As someone who spent years in WA, and who married a West Australian, I know how important the resources industry is to the state.

It’s not the resources industry that is the issue here. There is an exciting future for mining the metals and minerals we need for the energy transition. The issue here is fossil fuel companies like Woodside trying to maximise profits while they still can, opening up new oil and gas despite the record heat and climate disasters we are already seeing around the world.

As they, rightly, come under increasing criticism and scrutiny for their continued fossil fuel expansion, it helps Woodside hang onto any last vestige of their social licence by partnering with a beloved and trusted brand like Freo, adored by so many West Australians.

Rather than being supported, the Fremantle Dockers are being used by Woodside in their attempts to greenwash their image with the WA community.

A few years ago, I was lucky to be part of the first big moment of Australian athletes taking a stand for the communities we love.

Almost 500 athletes put their names to an open letter calling for the Australian government to lift their ambition in tackling climate change in the lead-up to COP26.

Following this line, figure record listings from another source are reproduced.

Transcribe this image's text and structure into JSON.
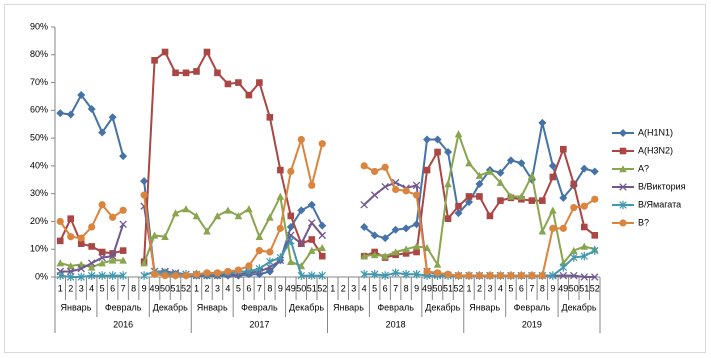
{
  "chart_data": {
    "type": "line",
    "categories": [
      "1",
      "2",
      "3",
      "4",
      "5",
      "6",
      "7",
      "8",
      "9",
      "49",
      "50",
      "51",
      "52",
      "1",
      "2",
      "3",
      "4",
      "5",
      "6",
      "7",
      "8",
      "9",
      "49",
      "50",
      "51",
      "52",
      "1",
      "2",
      "3",
      "4",
      "5",
      "6",
      "7",
      "8",
      "9",
      "49",
      "50",
      "51",
      "52",
      "1",
      "2",
      "3",
      "4",
      "5",
      "6",
      "7",
      "8",
      "9",
      "49",
      "50",
      "51",
      "52"
    ],
    "category_groups": {
      "months": [
        {
          "label": "Январь",
          "count": 4
        },
        {
          "label": "Февраль",
          "count": 5
        },
        {
          "label": "Декабрь",
          "count": 4
        },
        {
          "label": "Январь",
          "count": 4
        },
        {
          "label": "Февраль",
          "count": 5
        },
        {
          "label": "Декабрь",
          "count": 4
        },
        {
          "label": "Январь",
          "count": 4
        },
        {
          "label": "Февраль",
          "count": 5
        },
        {
          "label": "Декабрь",
          "count": 4
        },
        {
          "label": "Январь",
          "count": 4
        },
        {
          "label": "Февраль",
          "count": 5
        },
        {
          "label": "Декабрь",
          "count": 4
        }
      ],
      "years": [
        {
          "label": "2016",
          "count": 13
        },
        {
          "label": "2017",
          "count": 13
        },
        {
          "label": "2018",
          "count": 13
        },
        {
          "label": "2019",
          "count": 13
        }
      ]
    },
    "ylim": [
      0,
      90
    ],
    "yticks": [
      {
        "value": 0,
        "label": "0%"
      },
      {
        "value": 10,
        "label": "10%"
      },
      {
        "value": 20,
        "label": "20%"
      },
      {
        "value": 30,
        "label": "30%"
      },
      {
        "value": 40,
        "label": "40%"
      },
      {
        "value": 50,
        "label": "50%"
      },
      {
        "value": 60,
        "label": "60%"
      },
      {
        "value": 70,
        "label": "70%"
      },
      {
        "value": 80,
        "label": "80%"
      },
      {
        "value": 90,
        "label": "90%"
      }
    ],
    "grid": false,
    "legend": "right",
    "series": [
      {
        "name": "A(H1N1)",
        "color": "#4572A7",
        "marker": "diamond",
        "values": [
          59,
          58.5,
          65.5,
          60.5,
          52,
          57.5,
          43.5,
          null,
          34.5,
          1,
          1,
          0.5,
          0.5,
          0.5,
          0.5,
          0.5,
          0.5,
          0.5,
          1,
          1,
          2,
          6,
          18,
          24,
          26,
          18.5,
          null,
          null,
          null,
          18,
          15,
          14,
          17,
          17.5,
          19,
          49.5,
          49.5,
          45,
          23,
          27,
          33.5,
          38.5,
          37.5,
          42,
          41,
          35,
          55.5,
          40,
          28.5,
          33,
          39,
          38
        ]
      },
      {
        "name": "A(H3N2)",
        "color": "#AA4643",
        "marker": "square",
        "values": [
          13,
          21,
          12,
          11,
          9,
          8.5,
          9.5,
          null,
          5.5,
          78,
          81,
          73.5,
          73.5,
          74,
          81,
          73.5,
          69.5,
          70,
          65.5,
          70,
          57.5,
          38.5,
          22,
          12,
          13.5,
          7.5,
          null,
          null,
          null,
          7.5,
          9,
          7,
          8,
          8.5,
          9,
          38.5,
          45,
          21,
          25.5,
          29,
          29,
          22,
          27.5,
          28.5,
          28,
          27.5,
          27.5,
          36,
          46,
          33.5,
          18,
          15
        ]
      },
      {
        "name": "A?",
        "color": "#89A54E",
        "marker": "triangle",
        "values": [
          5,
          4,
          4.5,
          3.5,
          5,
          6,
          6,
          null,
          5,
          15,
          14.5,
          23,
          24.5,
          22,
          16.5,
          22,
          24,
          22,
          24.5,
          14.5,
          21.5,
          29,
          5.5,
          4,
          9.5,
          10.5,
          null,
          null,
          null,
          7.5,
          8,
          7.5,
          9,
          10,
          11,
          10.5,
          4.5,
          33.5,
          51.5,
          41,
          36.5,
          38,
          34,
          29,
          29,
          36.5,
          16.5,
          24,
          5,
          9.5,
          11,
          10
        ]
      },
      {
        "name": "B/Виктория",
        "color": "#71588F",
        "marker": "x",
        "values": [
          2,
          2,
          3,
          5,
          7,
          7.5,
          19,
          null,
          25.5,
          2,
          2,
          1.5,
          1,
          0.5,
          0.5,
          0.5,
          1,
          1,
          1.5,
          2,
          3.5,
          6,
          15,
          12,
          19.5,
          15,
          null,
          null,
          null,
          26,
          29.5,
          32.5,
          34,
          32,
          33,
          2,
          1,
          0.5,
          0.5,
          0.5,
          0.5,
          0.5,
          0.5,
          0.5,
          0.5,
          0.5,
          0.5,
          0.5,
          0.5,
          0.5,
          0,
          0
        ]
      },
      {
        "name": "B/Ямагата",
        "color": "#4198AF",
        "marker": "star",
        "values": [
          0.5,
          0,
          0,
          0.5,
          0.5,
          0.5,
          0.5,
          null,
          0.5,
          2,
          1.5,
          1,
          1,
          1,
          1,
          1,
          1.5,
          2,
          2,
          3,
          5.5,
          7,
          13,
          0.5,
          0.5,
          0.5,
          null,
          null,
          null,
          1,
          1,
          0.5,
          1.5,
          1,
          1,
          0.5,
          0.5,
          0.5,
          0.5,
          0.5,
          0.5,
          0.5,
          0.5,
          0.5,
          0.5,
          0.5,
          0.5,
          0.5,
          3.5,
          7,
          7.5,
          9.5
        ]
      },
      {
        "name": "B?",
        "color": "#DB843D",
        "marker": "circle",
        "values": [
          20,
          14.5,
          14,
          18,
          26,
          21.5,
          24,
          null,
          29.5,
          1,
          0.5,
          0.5,
          0.5,
          1,
          1.5,
          1.5,
          2,
          2.5,
          4,
          9.5,
          9,
          17.5,
          38,
          49.5,
          33,
          48,
          null,
          null,
          null,
          40,
          38,
          39.5,
          31.5,
          31,
          29.5,
          2,
          1.5,
          1,
          0.5,
          0.5,
          0.5,
          0.5,
          0.5,
          0.5,
          0.5,
          0.5,
          0.5,
          17.5,
          17.5,
          25,
          25.5,
          28
        ]
      }
    ]
  }
}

Fremantle had among the highest number of players from a single club signing on. It was also players who led an historic effort at the Dockers to create a new sustainability framework last year, which includes taking “urgent action to combat climate change and its impacts” as a key priority.


Sport needs to continue being a driver of the change we so desperately need.

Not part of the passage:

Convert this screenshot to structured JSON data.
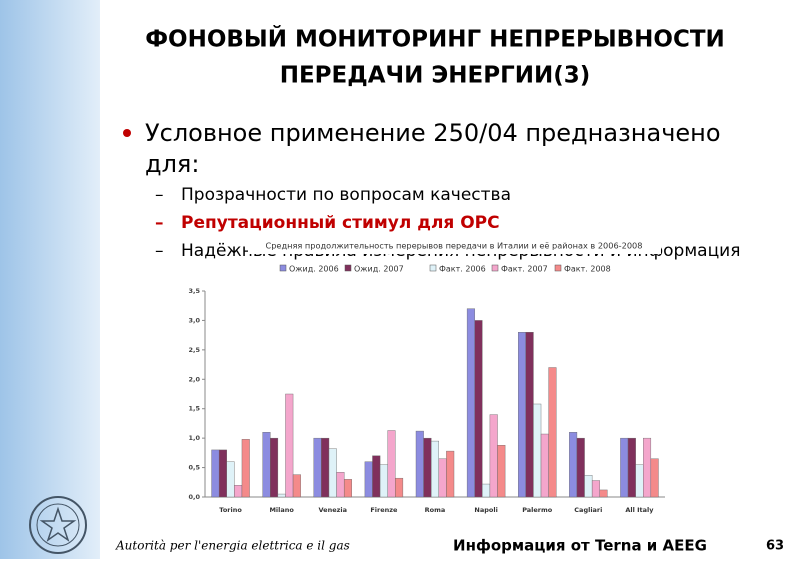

As 21-year-old Freo local, Dockers fan and Australia Youth Climate Coalition state co-ordinator, Jemima Williamson-Wong, told this masthead: “Why would young people want to become a Fremantle member when it means partnering with a company blatantly fuelling climate destruction?”

I urge the Dockers board, and every other professional sporting organisation in the country, to consider the science as well as the legal liabilities a failure to adequately act on climate creates for the club and for their legacy.

Climate change poses a huge threat to all sports. Clubs have a responsibility to protect their staff, players, members and fans.

If sport continues to partner with fossil fuels, all of these things are at risk.

We know the power sport has to inspire and unite us, to help us stay healthy and active, and to build community.

It’s time for them to stop allowing all that good to be used by fossil fuel companies clinging on to a way of making profits that puts us all at risk.